Voices out of the shade that cried,
   And long noon in the hot calm places,
And children's play by the wayside,
   And country eyes, and quiet faces---
   All these were round my steady paces.

Those that I could have loved went by me;
   Cool gardened homes slept in the sun;
I heard the whisper of water nigh me,
   Saw hands that beckoned, shone, were gone
   In the green and gold.
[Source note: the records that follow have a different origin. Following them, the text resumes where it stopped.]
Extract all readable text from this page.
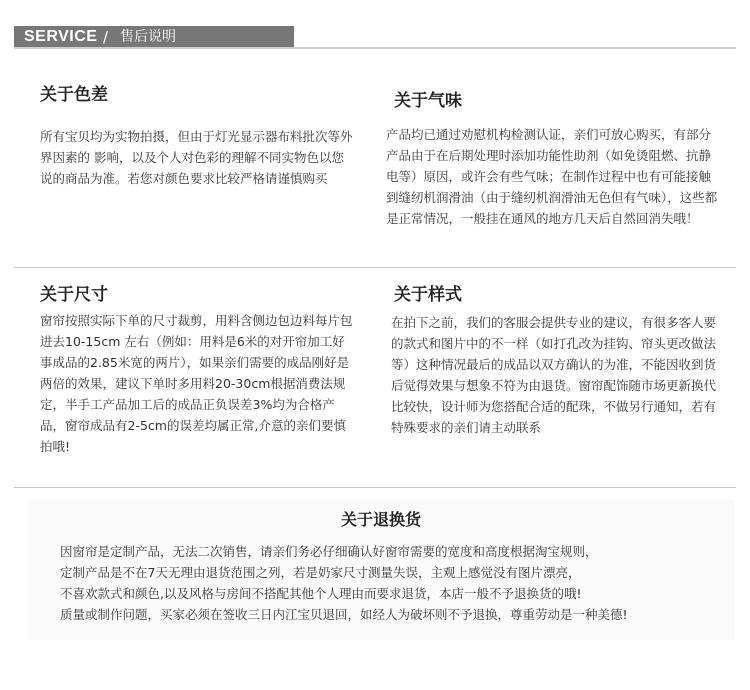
SERVICE / 售后说明
关于色差
所有宝贝均为实物拍摄，但由于灯光显示器布料批次等外界因素的 影响，以及个人对色彩的理解不同实物色以您说的商品为准。若您对颜色要求比较严格请谨慎购买
关于气味
产品均已通过劝慰机构检测认证，亲们可放心购买，有部分产品由于在后期处理时添加功能性助剂（如免烫阻燃、抗静电等）原因，或许会有些气味；在制作过程中也有可能接触到缝纫机润滑油（由于缝纫机润滑油无色但有气味），这些都是正常情况，一般挂在通风的地方几天后自然回消失哦！
关于尺寸
窗帘按照实际下单的尺寸裁剪，用料含侧边包边料每片包进去10-15cm 左右（例如：用料是6米的对开帘加工好事成品的2.85米宽的两片），如果亲们需要的成品刚好是两倍的效果，建议下单时多用料20-30cm根据消费法规定，半手工产品加工后的成品正负误差3%均为合格产品，窗帘成品有2-5cm的误差均属正常,介意的亲们要慎拍哦!
关于样式
在拍下之前，我们的客服会提供专业的建议，有很多客人要的款式和图片中的不一样（如打孔改为挂钩、帘头更改做法等）这种情况最后的成品以双方确认的为准，不能因收到货后觉得效果与想象不符为由退货。窗帘配饰随市场更新换代比较快，设计师为您搭配合适的配珠，不做另行通知，若有特殊要求的亲们请主动联系
关于退换货
因窗帘是定制产品，无法二次销售，请亲们务必仔细确认好窗帘需要的宽度和高度根据淘宝规则，
定制产品是不在7天无理由退货范围之列，若是奶家尺寸测量失误，主观上感觉没有图片漂亮，
不喜欢款式和颜色,以及风格与房间不搭配其他个人理由而要求退货，本店一般不予退换货的哦!
质量或制作问题，买家必须在签收三日内江宝贝退回，如经人为破坏则不予退换，尊重劳动是一种美德!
And I went on.

For if my echoing footfall slept,
   Soon a far whispering there'd be
Of a little lonely wind that crept
   From tree to tree, and distantly
   Followed me, followed me. . . .

But the blue vaporous end of day
   Brought peace, and pursuit baffled quite,
Where between pine-woods dipped the way.
   I turned, slipped in and out of sight.
   I trod as quiet as the night.

The pine-boles kept perpetual hush;
   And in the boughs wind never swirled.
I found a flowering lowly bush,
   And bowed, slid in, and sighed and curled,
   Hidden at rest from all the world.

Safe! I was safe, and glad, I knew!
   Yet---with cold heart and cold wet brows
I lay. And the dark fell. . . . There grew
   Meward a sound of shaken boughs;
   And ceased, above my intricate house;

And silence, silence, silence found me. . . .
   I felt the unfaltering movement creep
Among the leaves. They shed around me
   Calm clouds of scent, that I did weep;
   And stroked my face. I fell asleep.